Allen Shoup, whose leadership, background in marketing and eye for winemaking skill turned what is now Ste. Michelle Red wine Estates into a national power while assisting the Washington white wine market onto the worldwide phase, passed away Monday of natural causes at his home in Seattle. He was 79.
His death was revealed by Long Shadows Vintners, the company he created in the Walla Valley with a constellation of international winemaking stars brought in by the vision and success that appeared inherent in Shoup.
“He was to Washington white wines what his good friend and coach, Robert Mondavi, was to Napa Valley,” Napa Valley vintner Agustin Huneeus Sr., said in a statement launched by Long Shadows.Among Shoup’s legacies is the Auction of Washington White Wines, which, given that its production in 1988, has actually raised more than$ 59 million for Seattle Kid’s healthcare facility and wine-related research study at Washington State University. Shoup also was the driving force behind the petition to develop the Columbia Valley American Viticultural Location in 1984, the Washington State Wine Commission and the Washington Wine Institute, a lobbying company.” Allen challenged the parochial naiveté
that our market had when he arrived in 1980,” stated Bob Betz, a master of red wine and acclaimed wine maker whose career as an executive for Ste. Michelle, known as Stimson Lane Vineyards & Estates until 2004, overlapped that of Shoup.” & We were so Washington-focused from a production and marketing viewpoint that we didn’t really consider what was going on in the rest of the wine world to the extent we needed to.”Shoup grew up in the suburbs of Detroit, and
received an organization degree from the University of Michigan. He included a master’s degree in psychology from Eastern Michigan University while working for Chrysler, then was drafted into the Army. His 2 years of service, which ended in 1969, were spent mostly operating in the Pentagon.His marketing savvy led him to product development at Amway and after that to California cosmetic business Max Factor
. E. & J. Gallo Winery quickly discovered of Shoup’s abilities and employed him in 1975. After three years with Gallo, he almost took a job with Stimson Lane. Instead, he spent a brief time as communications director for Boise Waterfall in Idaho.In 1980, there were less than 20 wineries in Washington and much of Stimson Lane’s inventory included red wines from fruit aside from the traditional vinifera grapes that had changed California into a rising power.

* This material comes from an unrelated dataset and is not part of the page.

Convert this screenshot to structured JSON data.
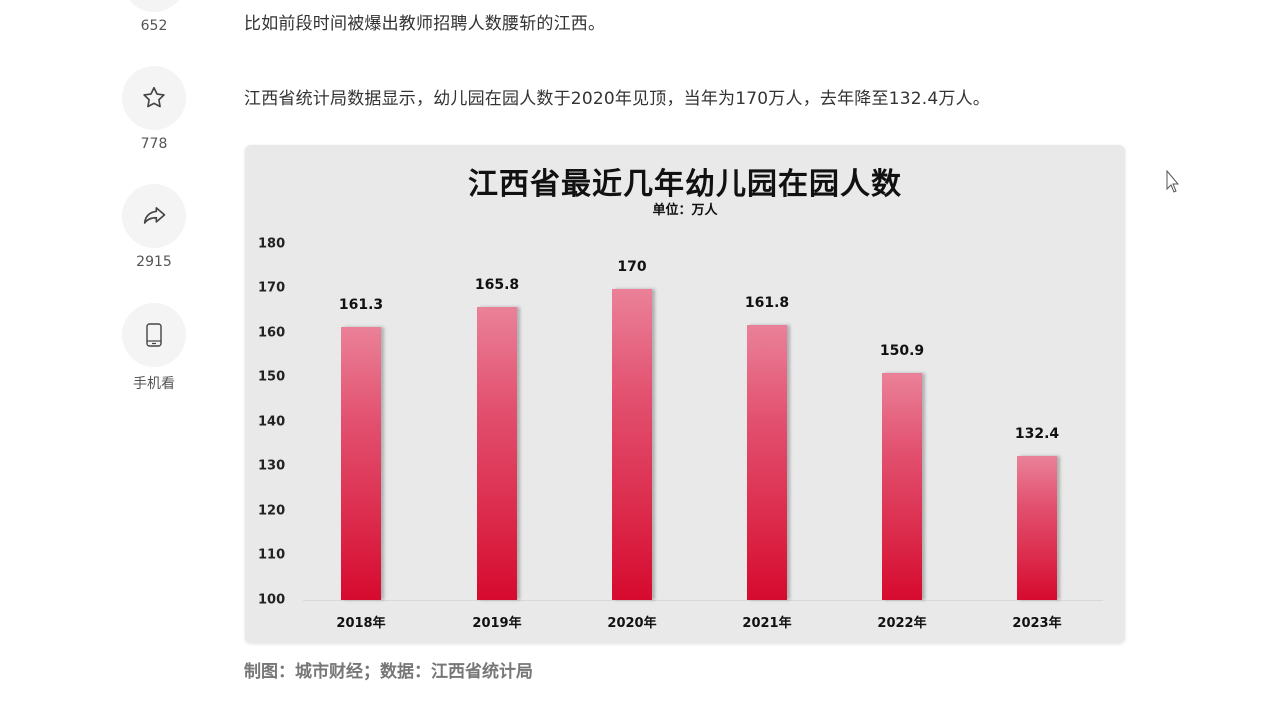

Within three years of his arrival, Shoup was named president and CEO of what has actually become the eighth-largest white wine business in the United States.Investments by U.S. Tobacco, which owned Stimson Lane, included vineyards, state-of-the-art wineries, raised consumer experiences and research study that was shown the rest of the Washington white wine market.”I had a vision for what might happen, however the fact of the matter, the credit does not go to me, it goes to the moms and dad business that gave me the resources to do what I did, “Shoup informed HistoryLink.org in a current interview.That consists of the building of enormous production facilities in
Eastern Washington, specifically Columbia Crest Winery, that were managed by an apparently limitless string of wine making talent. In 1994, Stimson Lane developed its merlot-focused Northstar brand name and later built a winery for it in Walla Walla.Along the method, Shoup admired the success of Opus One in the Napa Valley– Mondavi’s innovative partnership with France’s popular Rothschild household. That principle led to Stimson Lane’s creation of Col Solare, a brand launched in 1995 with Italy’s Antinori household. The Eroica riesling collaboration with German icon Ernst Loosen followed in 1999
. The next year, after 20 years of business management and reporting to investors, Shoup was ready for a new obstacle. In 2002, he launched Long Shadows. By 2007, Food & White wine Magazine named Long Shadows its Winery of the Year.He is endured by his spouse Kathleen, child Ryan Shoup, stepson Dane Narbaitz, and three grandchildren. Both kids hold management positions at Long Shadows, which will be opening a brand-new tasting space in Woodinville in early 2023.